I want to make it clear that I enjoy living in Covington, Kentucky just fine. While reading some of the comments here and with the Living Out Loud column in CityBeat, I may have made the impression that I don’t like it here. One commenter on the LOL column said that Covington sounds like a “nightmare.”
It’s not. I’ve made a lot of new friends here. Maybe I just write about the bad encounters I’ve had and if that’s so (and it probably is), I’ll change that in the weeks ahead. However, for this post, I’ll stick with the bad.
Yesterday afternoon around four o’clock, I finally remembered that I was out of coffee. That wouldn’t be a good thing to discover in the morning. I decided to just bite the bullet, pay the high price, and walk on up to Walgreens on Madison Avenue to get some.
There was a line, of course. After I got done paying for the coffee, I, of course, stepped outside to walk home. It was raining cats and dogs.

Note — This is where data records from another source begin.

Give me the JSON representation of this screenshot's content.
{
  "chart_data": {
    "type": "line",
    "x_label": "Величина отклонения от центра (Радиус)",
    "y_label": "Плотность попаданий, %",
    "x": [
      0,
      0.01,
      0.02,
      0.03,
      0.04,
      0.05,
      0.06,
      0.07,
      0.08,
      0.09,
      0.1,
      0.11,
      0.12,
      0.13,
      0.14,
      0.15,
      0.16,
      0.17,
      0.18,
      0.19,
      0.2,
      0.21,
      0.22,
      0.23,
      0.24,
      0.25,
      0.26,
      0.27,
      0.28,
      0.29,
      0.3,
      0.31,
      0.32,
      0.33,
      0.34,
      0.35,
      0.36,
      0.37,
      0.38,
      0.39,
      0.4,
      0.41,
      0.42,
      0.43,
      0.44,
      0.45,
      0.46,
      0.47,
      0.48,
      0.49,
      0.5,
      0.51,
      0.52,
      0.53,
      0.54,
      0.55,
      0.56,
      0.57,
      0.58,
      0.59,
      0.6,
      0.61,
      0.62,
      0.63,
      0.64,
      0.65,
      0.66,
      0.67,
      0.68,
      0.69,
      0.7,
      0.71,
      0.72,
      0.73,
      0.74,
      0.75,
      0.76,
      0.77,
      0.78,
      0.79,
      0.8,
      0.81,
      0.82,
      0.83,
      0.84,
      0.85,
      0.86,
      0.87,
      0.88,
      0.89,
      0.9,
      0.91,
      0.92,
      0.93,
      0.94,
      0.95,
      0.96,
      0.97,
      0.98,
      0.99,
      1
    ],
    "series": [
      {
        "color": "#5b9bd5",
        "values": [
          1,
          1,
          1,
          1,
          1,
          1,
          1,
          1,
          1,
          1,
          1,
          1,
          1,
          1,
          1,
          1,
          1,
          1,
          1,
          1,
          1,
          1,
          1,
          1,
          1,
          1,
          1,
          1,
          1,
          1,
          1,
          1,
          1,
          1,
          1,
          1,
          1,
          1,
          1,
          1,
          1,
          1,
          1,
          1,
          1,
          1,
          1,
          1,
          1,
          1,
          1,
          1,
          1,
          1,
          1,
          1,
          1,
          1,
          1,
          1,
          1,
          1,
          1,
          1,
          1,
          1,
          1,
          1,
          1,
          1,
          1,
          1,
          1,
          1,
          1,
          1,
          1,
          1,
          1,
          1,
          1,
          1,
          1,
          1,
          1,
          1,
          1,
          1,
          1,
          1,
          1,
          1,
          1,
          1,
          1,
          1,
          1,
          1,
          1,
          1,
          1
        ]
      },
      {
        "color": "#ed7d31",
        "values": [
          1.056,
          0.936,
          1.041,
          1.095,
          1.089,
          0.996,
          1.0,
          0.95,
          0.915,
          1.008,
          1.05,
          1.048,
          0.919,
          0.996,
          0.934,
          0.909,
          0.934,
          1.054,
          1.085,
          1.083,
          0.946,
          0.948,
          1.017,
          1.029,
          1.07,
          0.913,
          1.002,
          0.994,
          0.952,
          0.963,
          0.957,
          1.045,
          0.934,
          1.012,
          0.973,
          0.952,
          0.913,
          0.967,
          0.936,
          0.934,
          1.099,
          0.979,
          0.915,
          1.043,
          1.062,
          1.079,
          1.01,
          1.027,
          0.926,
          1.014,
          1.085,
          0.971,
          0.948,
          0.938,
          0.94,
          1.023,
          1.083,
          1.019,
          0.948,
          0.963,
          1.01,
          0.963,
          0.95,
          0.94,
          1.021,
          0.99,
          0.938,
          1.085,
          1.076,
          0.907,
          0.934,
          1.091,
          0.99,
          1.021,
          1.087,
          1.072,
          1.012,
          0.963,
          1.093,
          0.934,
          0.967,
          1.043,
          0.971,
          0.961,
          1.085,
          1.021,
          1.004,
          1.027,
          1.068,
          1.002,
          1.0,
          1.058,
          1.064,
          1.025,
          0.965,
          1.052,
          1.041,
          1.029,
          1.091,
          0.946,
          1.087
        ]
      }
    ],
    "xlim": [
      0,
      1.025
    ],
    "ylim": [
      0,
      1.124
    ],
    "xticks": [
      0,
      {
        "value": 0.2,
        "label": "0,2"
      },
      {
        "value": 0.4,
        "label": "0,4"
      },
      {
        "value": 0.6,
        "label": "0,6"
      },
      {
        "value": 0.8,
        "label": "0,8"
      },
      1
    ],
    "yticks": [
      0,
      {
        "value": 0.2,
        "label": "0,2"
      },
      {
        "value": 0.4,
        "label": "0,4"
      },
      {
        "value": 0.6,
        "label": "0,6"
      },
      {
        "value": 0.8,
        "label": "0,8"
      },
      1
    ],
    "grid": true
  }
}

What the hell. I’d just smoke a cigarette and wait for the rain to pass over. I stepped as far away from the door as I possibly could without having to step out into the wind and rain.
Standing there alone, minding my own business and smoking my cigarette, I looked to my left and saw a heavyset lady in a wheelchair. She was making a face at me.
“You can’t be smoking that close to the doorway,” she said.
“I’m as far away as I can be without going out into the weather,” I replied.
“You’re blowing smoke in my face,” she said.
I was several feet away from the lady and was blowing the smoke out to the empty sidewalk.
“I’m not smoking smoke in your face,” I replied.
“I’m going to go inside and tell the manager and have you removed,” she said, starting to wheel her wheelchair and herself inside the store. At that point, knowing more or less that I was trying to be considerate to a cranky old, fat lady, I sort of lost it.
“Go right ahead, you idiot,” I said, realizing the rain was letting up. “By the time you get back, I’ll be long gone.”
“We’ll see about that,” she said.
“Why yes we will,” I replied, taking a drag off my cigarette and blowing the smoke in her direction. “You had better wheel fast, lady.”
The lady gave me a shocked look and wheeled herself back into the store. I continued to stand there to finish my cigarette. I smoked the damn thing down to the butt, because I wanted the lady along with the manager to come out. They never did. With the rain nearly stopped, I walked on home.
I’ve written here lately that I’m going to stop taking shit from anybody over here. Again, the nice people I have met here in Covington outweigh the bad, but the bad is starting to bore the hell out of me.
Do I need an attitude adjustment? Maybe I did when I first moved to Covington, but not anymore.